Though Oryx’s Dreadnaught is absolutely the centrepiece new addition to the game, Bungie carefully tiptoe past overusing it. Strikes and going on Patrol are both locked away until after you’ve reached a natural conclusion of the story that sets up the Raid that will appear on Friday, but over the course of those first five hours with the expansion they pull the familiar trick of opening up new areas in the Cosmodrome, re-exploring parts of the Moon – in a quite excellent fashion that will please long standing fans – and the Warlock has an excellently inventive solo mission to discover its third subclass, all of which ensures that the Dreadnaught continues to feel special.

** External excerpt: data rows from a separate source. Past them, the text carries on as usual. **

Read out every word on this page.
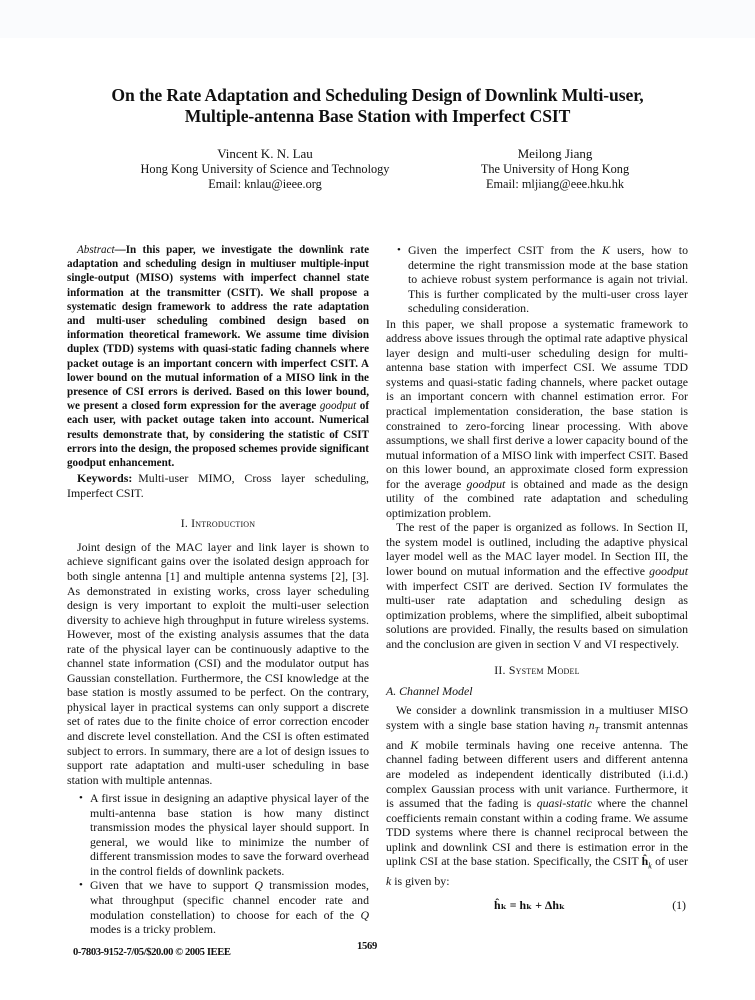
On the Rate Adaptation and Scheduling Design of Downlink Multi-user,
Multiple-antenna Base Station with Imperfect CSIT
Vincent K. N. Lau
Hong Kong University of Science and Technology
Email: knlau@ieee.org
Meilong Jiang
The University of Hong Kong
Email: mljiang@eee.hku.hk

Abstract—In this paper, we investigate the downlink rate adaptation and scheduling design in multiuser multiple-input single-output (MISO) systems with imperfect channel state information at the transmitter (CSIT). We shall propose a systematic design framework to address the rate adaptation and multi-user scheduling combined design based on information theoretical framework. We assume time division duplex (TDD) systems with quasi-static fading channels where packet outage is an important concern with imperfect CSIT. A lower bound on the mutual information of a MISO link in the presence of CSI errors is derived. Based on this lower bound, we present a closed form expression for the average goodput of each user, with packet outage taken into account. Numerical results demonstrate that, by considering the statistic of CSIT errors into the design, the proposed schemes provide significant goodput enhancement.

Keywords: Multi-user MIMO, Cross layer scheduling, Imperfect CSIT.

I. Introduction

Joint design of the MAC layer and link layer is shown to achieve significant gains over the isolated design approach for both single antenna [1] and multiple antenna systems [2], [3]. As demonstrated in existing works, cross layer scheduling design is very important to exploit the multi-user selection diversity to achieve high throughput in future wireless systems. However, most of the existing analysis assumes that the data rate of the physical layer can be continuously adaptive to the channel state information (CSI) and the modulator output has Gaussian constellation. Furthermore, the CSI knowledge at the base station is mostly assumed to be perfect. On the contrary, physical layer in practical systems can only support a discrete set of rates due to the finite choice of error correction encoder and discrete level constellation. And the CSI is often estimated subject to errors. In summary, there are a lot of design issues to support rate adaptation and multi-user scheduling in base station with multiple antennas.

• A first issue in designing an adaptive physical layer of the multi-antenna base station is how many distinct transmission modes the physical layer should support. In general, we would like to minimize the number of different transmission modes to save the forward overhead in the control fields of downlink packets.
• Given that we have to support Q transmission modes, what throughput (specific channel encoder rate and modulation constellation) to choose for each of the Q modes is a tricky problem.
• Given the imperfect CSIT from the K users, how to determine the right transmission mode at the base station to achieve robust system performance is again not trivial. This is further complicated by the multi-user cross layer scheduling consideration.

In this paper, we shall propose a systematic framework to address above issues through the optimal rate adaptive physical layer design and multi-user scheduling design for multi-antenna base station with imperfect CSI. We assume TDD systems and quasi-static fading channels, where packet outage is an important concern with channel estimation error. For practical implementation consideration, the base station is constrained to zero-forcing linear processing. With above assumptions, we shall first derive a lower capacity bound of the mutual information of a MISO link with imperfect CSIT. Based on this lower bound, an approximate closed form expression for the average goodput is obtained and made as the design utility of the combined rate adaptation and scheduling optimization problem.

The rest of the paper is organized as follows. In Section II, the system model is outlined, including the adaptive physical layer model well as the MAC layer model. In Section III, the lower bound on mutual information and the effective goodput with imperfect CSIT are derived. Section IV formulates the multi-user rate adaptation and scheduling design as optimization problems, where the simplified, albeit suboptimal solutions are provided. Finally, the results based on simulation and the conclusion are given in section V and VI respectively.

II. System Model
A. Channel Model

We consider a downlink transmission in a multiuser MISO system with a single base station having $n_T$ transmit antennas and K mobile terminals having one receive antenna. The channel fading between different users and different antenna are modeled as independent identically distributed (i.i.d.) complex Gaussian process with unit variance. Furthermore, it is assumed that the fading is quasi-static where the channel coefficients remain constant within a coding frame. We assume TDD systems where there is channel reciprocal between the uplink and downlink CSI and there is estimation error in the uplink CSI at the base station. Specifically, the CSIT $ĥ_k$ of user k is given by:

ĥₖ = hₖ + Δhₖ	(1)
0-7803-9152-7/05/$20.00 © 2005 IEEE
1569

It’s may be a little disappointing to reach a moment of some finality so soon – I hadn’t expected something of that scale to arrive prior to sharing my first impressions, certainly – but it’s clear that The Taken King is continuing to improve from the lessons that Bungie have learnt over the last year, and it still feels as though there’s plenty more to explore and plenty that will remain hidden for the coming weeks and months.

10 Comments

  1. Agree completely about the engrams, it used to be a chore picking them up and straight away dismantling them, but I now find myself chasing after them like a giddy level 5 character. Not getting on with Nolan’s Ghost. It’s pitched too high and jolly for a little robot that’s wrapped up in humanity’s last ditch fight for survival IMO, but Fillion’s efforts and the additional cut scenes are definitely a change for the better.

    • Agreed, Fillion is awesome. Northbot sounds like a young C3-PO, I prefer Dinklebot.

    • Not a fan of Dinklage so I actually prefer Nolan voicing the Ghost.

      • I think Northbot sounds alot like 343 Guilty Spark out of the original Halo game.

      • That’s because Northbot went back in time and replaced every voice actor with Nolan North in order to set up North as the only voice actor in gaming.

  2. Having never played Destiny and just picked up TTK Legendary I know nothing but the Northbot which is very C3-PO like as you guys say. Liking Destiny so far though.

  3. Question, you mention a third subclass for the Warlock, is there a third subclass for all the classes or just Warlock?

    • All 3 have new sub classes that allow them to have powers that allow them to use Void, Solar and Arc burns. Now all classes have all 3.

      • Brilliant, thanks. I have to wait to get paid next week before picking TTK up. Looking forward to it.

        Not much to do in the game without the upgrade as the Crucible is pretty much locked out without the DLC. I might spend some time doing some old bountys and wait until next week to cash them in, otherwise I’m just wasting XP that won’t get me passed Lvl 34.

      • Yup, there’s a new subclass for each – Hunter gets a void tether bow thingy, Titan gets a hammer that’s as hot as a sun – but Warlock is my main character, and so that’s the one I played as first.